I-SPY 2 platform is a promising adaptive strategy for matching targeted therapies for breast cancer with the patients most likely to benefit from them. I-SPY 2 identified veliparib with carboplatin in triple-negative breast cancer and neratinib in HER2–positive, hormone receptor–negative breast cancer that met prespecified criteria for testing in phase III trials.
The challenges in identifying successful targeted therapies in cancer are substantial. There are too many new drugs tested in traditionally designed phase II trials that test treatments one at a time in heterogeneous groups of patients and the signal of a treatment effect can be diluted in these heterogeneous groups.
Both, the US Food and Drug Administration and the European Medicines Agency have acknowledged that the commonly used clinical trial designs need some changes. However, oncology has been slow to adopt Bayesian designs. The authors of this perspectives article on statistics emphasized differences and similarities between Bayesian and frequentist approaches in clinical trials.
Main goal of Bayesian approach is to predict outcomes of future trials and absolute risk for future patients, while frequentist approach estimates population average effects. Regarding assumptions, Bayesian approach requires explicit specification of prior distributions of unknown population parameters, incorporates a priori knowledge and clinical judgment formally and may be sensitive to specification of prior distributions, while frequentist approach does not require explicit specification of prior distributions of unknown population parameters and incorporates a priori knowledge and clinical judgment informally.

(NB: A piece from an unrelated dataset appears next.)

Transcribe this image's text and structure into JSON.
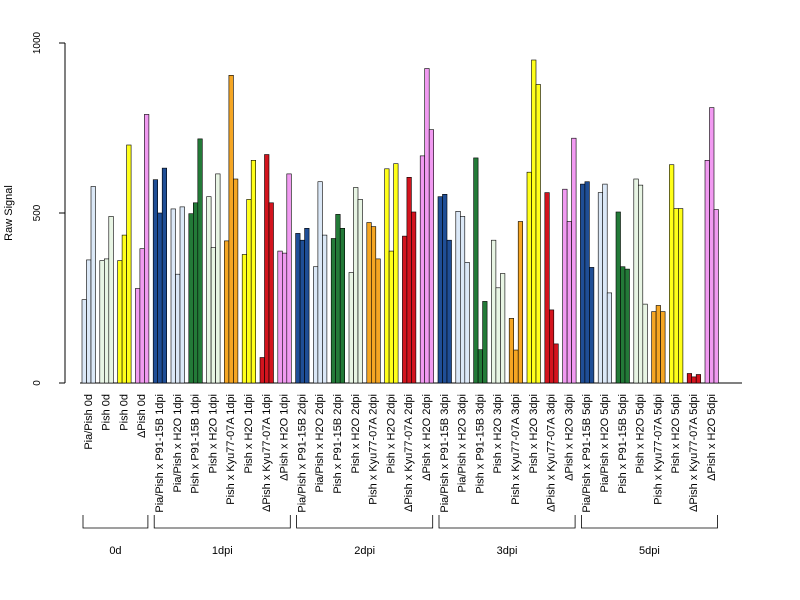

In term of interim monitoring, in Bayesian approach only the data actually obtained are relevant for final conclusions and whether or not a clinician examines accumulating evidence with the possibility of stopping the trial does not affect inference, while in frequentist approach both the data actually obtained and the probabilities of data not obtained are relevant for final conclusions and whether or not a clinician examines accumulating evidence with the possibility of stopping the trial does affect inference. Bayesian approach is often computationally complex and careful modelling often requires simulation-based calculations. Frequentist approach is often computationally simple, though careful modelling may require simulation-based calculations.
Underlined similarities between the two approaches are adaptive design, multistage trials, early stoppings and adaptive randomisation; regarding role of statistical judgment the options for data-driven analyses are available; skill and substance-area knowledge of the data analyst are important in drawing correct conclusions. In term of compatibility, it is feasible to combine a Bayesian design with a frequentist analysis or a frequentist design with a Bayesian analysis. Both approaches rely on prior knowledge and clinical judgment, though they incorporate them in different fashions.
The efficiency of multigroup early-phase trials has long been recognised, but I-SPY 2 differs in important ways from traditional early-phase trials. The design of the platform acknowledges the complexity of phase II testing in cancer. The platform may be an appealing setting for cooperation among pharmaceutical companies and academic investigators. It was designed in 2009 and it is still an early work in the setting of trial designs. However, the fundamental tenets behind it are important first steps toward the efficient use of clinical resources. There is much to be learned and despite some unresolved issues, I-SPY 2 is an important addition to the inventory of clinical trial designs in oncology, according to Harrington and Parmigiani.